When the Senate passed a deficit- reducing budget resolution at 3 a.m. last Friday, it seemed the most constructive step yet taken by either branch of Congress to halt the flow of red ink that threatens to destroy the economy.
The 50-49 vote -- Vice President Bush casting the tie-breaker -- offered the prospect of a $56 billion reduction in the fiscal 1986 deficit, and $295 billion over the next three years. It was interpreted as bullish by financial markets, which assumed the burden had been placed on the Democratic-controlled House to match the Senate savings.
But there is considerably less here than meets the eye, and some of the cheers voiced by those worried about the economic consequences of the swollen deficit are, at best, premature.
The real value of the Senate package, in terms of reducing the deficit from fiscal 1985 to fiscal 1986, is more in the range of $20 billion to $30 billion, rather than $56 billion. That's better than nothing. But it will leave the deficit still at a dangerous $180 billion mark, according to New York economist Henry Kaufman and other experts.
Most of the newspaper and TV news reports on the Senate budget package refer to a "freeze" on defense spending, after allowing for inflation. But the freeze applies only to new authority, not to actual outlays, which will rise (under the Senate bill) by about 8 percent, or $18 billion in 1986.
Actual spending in 1986 will still be on the rise because funds are paid out from prior-year appropriations. There is a ton of money socked away in the pipeline since Reagan and Congress began the huge defense buildup in 1981 that will finance annual outlay increases for years to come.
Ironically, the only real freeze applied by the Senate is on cost-of-living adjustments for Social Security recipients, who thus become scapegoats for spending excesses elsewhere. Social Security expenditures are more than covered by Social Security tax receipts. And the Senate package, as the Democrats charge, breaks Reagan's 1984 campaign promise not to reduce Social Security payments, in order to rack up a $6 billion saving.
Even if the freeze on defense spending is illusory, it was enough to raise the blood pressure over at The Wall Street Journal, where the editorial board, along with contributor Irving Kristol, couldn't hide its sense of shock. After all, Reagan had initially asked for a real increase of 5.9 percent in new 1986 money for the Pentagon, the same as in each of the three prior years. He retreated when the Senate balked and tried to get a 3 percent boost. When Majority Leader Robert Dole and other GOP leaders stood firm against that, he warned that zero growth would be "irresponsible." But he finally caved in, as the Journal and Kristol see it.

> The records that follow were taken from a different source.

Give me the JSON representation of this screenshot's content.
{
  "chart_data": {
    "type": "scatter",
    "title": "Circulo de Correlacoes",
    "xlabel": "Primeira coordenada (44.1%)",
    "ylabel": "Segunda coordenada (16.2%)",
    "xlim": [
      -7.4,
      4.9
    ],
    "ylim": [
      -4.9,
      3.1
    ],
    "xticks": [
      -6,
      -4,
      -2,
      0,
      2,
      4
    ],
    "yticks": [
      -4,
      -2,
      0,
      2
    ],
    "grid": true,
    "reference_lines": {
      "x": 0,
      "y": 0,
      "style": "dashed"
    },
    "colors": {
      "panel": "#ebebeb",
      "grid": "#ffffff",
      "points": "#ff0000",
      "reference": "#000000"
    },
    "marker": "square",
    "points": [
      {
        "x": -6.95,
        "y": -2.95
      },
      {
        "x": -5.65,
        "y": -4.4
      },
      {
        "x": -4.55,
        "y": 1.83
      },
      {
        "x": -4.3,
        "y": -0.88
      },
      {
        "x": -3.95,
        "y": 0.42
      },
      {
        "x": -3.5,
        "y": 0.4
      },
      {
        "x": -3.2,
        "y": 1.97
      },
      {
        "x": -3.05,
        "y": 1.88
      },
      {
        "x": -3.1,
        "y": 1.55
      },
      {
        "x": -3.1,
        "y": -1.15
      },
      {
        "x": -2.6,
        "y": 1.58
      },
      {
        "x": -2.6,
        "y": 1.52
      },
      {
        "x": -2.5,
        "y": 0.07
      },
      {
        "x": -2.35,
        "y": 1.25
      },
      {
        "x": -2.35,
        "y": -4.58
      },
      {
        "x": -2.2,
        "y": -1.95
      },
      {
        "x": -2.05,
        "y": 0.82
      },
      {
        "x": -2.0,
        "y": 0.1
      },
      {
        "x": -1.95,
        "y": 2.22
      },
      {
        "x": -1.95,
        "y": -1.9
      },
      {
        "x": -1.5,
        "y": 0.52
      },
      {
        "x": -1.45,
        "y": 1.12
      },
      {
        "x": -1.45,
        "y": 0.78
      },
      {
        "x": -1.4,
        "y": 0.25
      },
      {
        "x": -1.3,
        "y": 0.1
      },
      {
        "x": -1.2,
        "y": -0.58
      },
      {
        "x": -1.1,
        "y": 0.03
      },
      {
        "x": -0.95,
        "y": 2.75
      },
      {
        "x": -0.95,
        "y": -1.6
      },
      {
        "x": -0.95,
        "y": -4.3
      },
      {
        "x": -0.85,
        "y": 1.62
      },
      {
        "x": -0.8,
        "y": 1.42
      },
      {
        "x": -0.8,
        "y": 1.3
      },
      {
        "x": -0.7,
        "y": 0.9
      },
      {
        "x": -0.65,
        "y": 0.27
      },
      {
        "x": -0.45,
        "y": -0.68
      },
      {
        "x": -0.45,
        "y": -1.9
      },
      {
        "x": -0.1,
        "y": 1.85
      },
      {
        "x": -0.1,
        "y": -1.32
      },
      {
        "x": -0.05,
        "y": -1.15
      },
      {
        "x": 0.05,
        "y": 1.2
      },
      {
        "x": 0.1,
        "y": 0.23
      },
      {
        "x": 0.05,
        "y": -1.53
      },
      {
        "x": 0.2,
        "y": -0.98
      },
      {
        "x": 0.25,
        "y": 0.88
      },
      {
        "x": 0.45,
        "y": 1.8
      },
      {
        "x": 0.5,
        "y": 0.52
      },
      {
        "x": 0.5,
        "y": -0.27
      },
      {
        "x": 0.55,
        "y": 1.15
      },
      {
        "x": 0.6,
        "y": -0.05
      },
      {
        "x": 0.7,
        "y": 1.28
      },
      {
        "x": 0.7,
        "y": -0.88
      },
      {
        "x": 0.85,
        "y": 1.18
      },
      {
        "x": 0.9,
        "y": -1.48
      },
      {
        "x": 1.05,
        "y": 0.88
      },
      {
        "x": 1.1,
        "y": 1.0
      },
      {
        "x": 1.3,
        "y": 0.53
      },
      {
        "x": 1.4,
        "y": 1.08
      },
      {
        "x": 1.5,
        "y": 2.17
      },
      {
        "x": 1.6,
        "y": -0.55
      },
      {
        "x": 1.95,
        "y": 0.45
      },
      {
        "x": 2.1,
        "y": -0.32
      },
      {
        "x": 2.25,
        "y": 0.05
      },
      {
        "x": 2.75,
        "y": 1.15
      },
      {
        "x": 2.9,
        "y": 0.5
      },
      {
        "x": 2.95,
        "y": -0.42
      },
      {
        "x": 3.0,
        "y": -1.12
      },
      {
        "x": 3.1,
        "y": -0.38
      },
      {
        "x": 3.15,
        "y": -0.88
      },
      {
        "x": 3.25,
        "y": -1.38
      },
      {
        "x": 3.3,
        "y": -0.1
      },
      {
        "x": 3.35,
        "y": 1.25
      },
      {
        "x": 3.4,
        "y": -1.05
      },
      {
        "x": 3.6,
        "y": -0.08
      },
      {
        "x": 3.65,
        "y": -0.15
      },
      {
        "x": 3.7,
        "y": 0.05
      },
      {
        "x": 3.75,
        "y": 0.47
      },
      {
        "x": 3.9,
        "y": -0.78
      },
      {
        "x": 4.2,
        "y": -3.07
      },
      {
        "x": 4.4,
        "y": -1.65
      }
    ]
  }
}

"The more we watch this process, the more we think Washington is overlooking one other significant way to save time and money: Abolish the White House." So said the Journal on May 15. In the same issue, Kristol mourned that supply-sider Reagan had weakly succumbed to "the intellectual and political pressures of the traditional conservatives" in the government who see economic disaster unless the deficit is sharply reduced.
Sourly, Kristol chalked up the White House budget "fumble" and two others -- Bitburg and defeat of military aid to Nicaragua -- to the fact that "the Reagan administration does not understand its own ideology all that well, and does not know how to articulate it."
The Journal and Kristol ignore a basic reality: Reagan is a lame-duck president whose influence and magic are beginning to wane. Yet, by yielding to the better judgment of establishment Republicans, Reagan has forced House Democrats to share in the difficult deficit-reducing decisions.
From the Reagan perspective, Dole & Co. salvaged a cut in the fiscal 1986 deficit. Whether it's $20 billion or $56 billion, it's something. And so far, Reagan has avoided a tax increase. But like most successful politicians, Reagan is a compromiser. That's the real definition of "Reagan being Reagan." How quickly one forgets that Reagan, for all his anti- tax rhetoric, signed three revenue- boosting bills in the past four years.
A trusted presidential adviser says: "The president has told me any number of times, 'If I can't get a 100 percent of what I want, I'll take 80 percent or I'll take 90 percent or I'll take 75 percent.' It's important to the institution of the presidency that he be seen as succeeding." Reagan, in other words, won't be Kristol.